Wrong Index Being Used

Question

Wrong Index Being Used

Roger Sabin

Ten Centuries

Points: 1022
More actions
February 7, 2013 at 4:27 pm

#273917

I was wondering if anyone has seen this before and has any idea why it is happening. This is occuring in our production. (All column, table and index names have been changed to protect the guilty.) Problem involves a single select statement on a single table.
First the background information:
We are using SQL Server 2005.
Table has 40,257,935 rows.
Table has 390 columns.
Table has several indexes of which only 2 are pertinent to this discussion.
The table stores a monthy snapshot of account information. The two indexes are as follows:
Name: IDX_MonthlyAccount_YearNum_MonthNum_AltKey_AccountNumber
Indexed Columns: YearNum, MonthNum, AltKey and AccountNumber
Name: IDX_MonthlyAccount_YearNum_MonthNum_AccountNumber
Indexed Columns: YearNum, MonthNum, AccountNumber
If we use the following select statement, the second index (IDX_MonthlyAccount_YearNum_MonthNum_AccountNumber) is correctly used:
select YearNum, MonthNum, AccountNumber from MonthlyAccount where YearNum = 2013 and MonthNum = 1 and AccountNumber = 'ABCDEF'
But, if we use the following select statement, the first index (IDX_MonthlyAccount_YearNum_MonthNum_AltKey_AccountNumber) is incorrectly used:
select YearNum, MonthNum, AccountNumber, Name from MonthlyAccount where YearNum = 2013 and MonthNum = 1 and AccountNumber = 'ABCDEF'
The only change between the two selects is the addition of a column (Name) in the select list that is not part of the second index.
Why is the wrong index being used in the second select?

Viewing 15 posts - 1 through 15 (of 21 total)

You must be logged in to reply to this topic.
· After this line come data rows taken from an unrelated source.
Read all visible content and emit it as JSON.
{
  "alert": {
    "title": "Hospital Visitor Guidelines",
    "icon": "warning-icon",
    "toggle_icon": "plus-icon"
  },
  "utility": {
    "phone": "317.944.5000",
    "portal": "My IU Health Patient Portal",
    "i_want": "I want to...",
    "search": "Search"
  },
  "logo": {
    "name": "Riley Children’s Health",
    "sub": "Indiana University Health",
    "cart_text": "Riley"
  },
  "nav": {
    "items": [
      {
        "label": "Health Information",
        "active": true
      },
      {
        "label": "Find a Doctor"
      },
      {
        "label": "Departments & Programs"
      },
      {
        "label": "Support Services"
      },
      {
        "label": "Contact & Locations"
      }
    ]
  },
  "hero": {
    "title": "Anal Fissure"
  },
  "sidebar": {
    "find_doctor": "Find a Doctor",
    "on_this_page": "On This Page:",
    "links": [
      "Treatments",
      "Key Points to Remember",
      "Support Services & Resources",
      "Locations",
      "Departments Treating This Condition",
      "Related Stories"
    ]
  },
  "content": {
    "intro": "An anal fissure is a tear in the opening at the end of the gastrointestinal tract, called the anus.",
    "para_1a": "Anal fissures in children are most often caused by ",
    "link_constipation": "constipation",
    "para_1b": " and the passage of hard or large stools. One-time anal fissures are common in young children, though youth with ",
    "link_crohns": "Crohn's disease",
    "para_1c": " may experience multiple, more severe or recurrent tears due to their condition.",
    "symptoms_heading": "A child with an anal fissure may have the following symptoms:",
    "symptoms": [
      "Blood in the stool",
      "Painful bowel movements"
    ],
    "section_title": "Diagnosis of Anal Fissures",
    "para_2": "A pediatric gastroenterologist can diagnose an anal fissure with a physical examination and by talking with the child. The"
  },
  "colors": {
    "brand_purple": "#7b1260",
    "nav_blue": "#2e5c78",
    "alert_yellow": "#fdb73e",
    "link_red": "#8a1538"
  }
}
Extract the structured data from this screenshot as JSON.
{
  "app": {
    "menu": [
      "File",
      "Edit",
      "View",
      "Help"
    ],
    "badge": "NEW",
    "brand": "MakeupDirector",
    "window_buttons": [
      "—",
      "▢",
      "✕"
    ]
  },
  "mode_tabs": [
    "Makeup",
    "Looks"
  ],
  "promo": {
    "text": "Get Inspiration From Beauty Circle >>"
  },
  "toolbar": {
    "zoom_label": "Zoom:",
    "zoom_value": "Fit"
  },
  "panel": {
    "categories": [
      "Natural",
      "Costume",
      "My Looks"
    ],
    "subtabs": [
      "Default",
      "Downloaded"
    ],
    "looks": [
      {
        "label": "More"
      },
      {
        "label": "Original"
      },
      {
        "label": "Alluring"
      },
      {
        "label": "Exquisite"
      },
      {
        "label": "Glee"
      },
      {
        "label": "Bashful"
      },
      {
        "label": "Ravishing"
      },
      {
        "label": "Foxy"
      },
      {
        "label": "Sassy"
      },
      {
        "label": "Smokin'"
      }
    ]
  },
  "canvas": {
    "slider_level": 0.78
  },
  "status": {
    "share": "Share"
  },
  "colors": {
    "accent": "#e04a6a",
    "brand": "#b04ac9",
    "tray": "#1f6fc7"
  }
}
Login to reply

Lynn Pettis SSC Guru Points: 442467 More actions · Answer 1

Not enough information. If you could post the actual execution plan (saved as a .sqlplan file) for both queries we could probably give you a better answer.

As it is, we no little about the table or the actual definition of the indexes, how much data is being returned, etc.

Roger Sabin Ten Centuries Points: 1022 More actions · Answer 2

Execution plans from our production for both types of select statements

Lynn Pettis SSC Guru Points: 442467 More actions · Answer 3

Your "wrong index" is the clustered index. Since SQL Server needed to go to the table for the additional information not included in the nonclustered index (the "correct index"), SQL Server decided it was cheaper to do an INDEX SEEK on the clustered index rather than an INDEX SEEK on the nonclustered index with a bookmark lookup to the data for the additional information.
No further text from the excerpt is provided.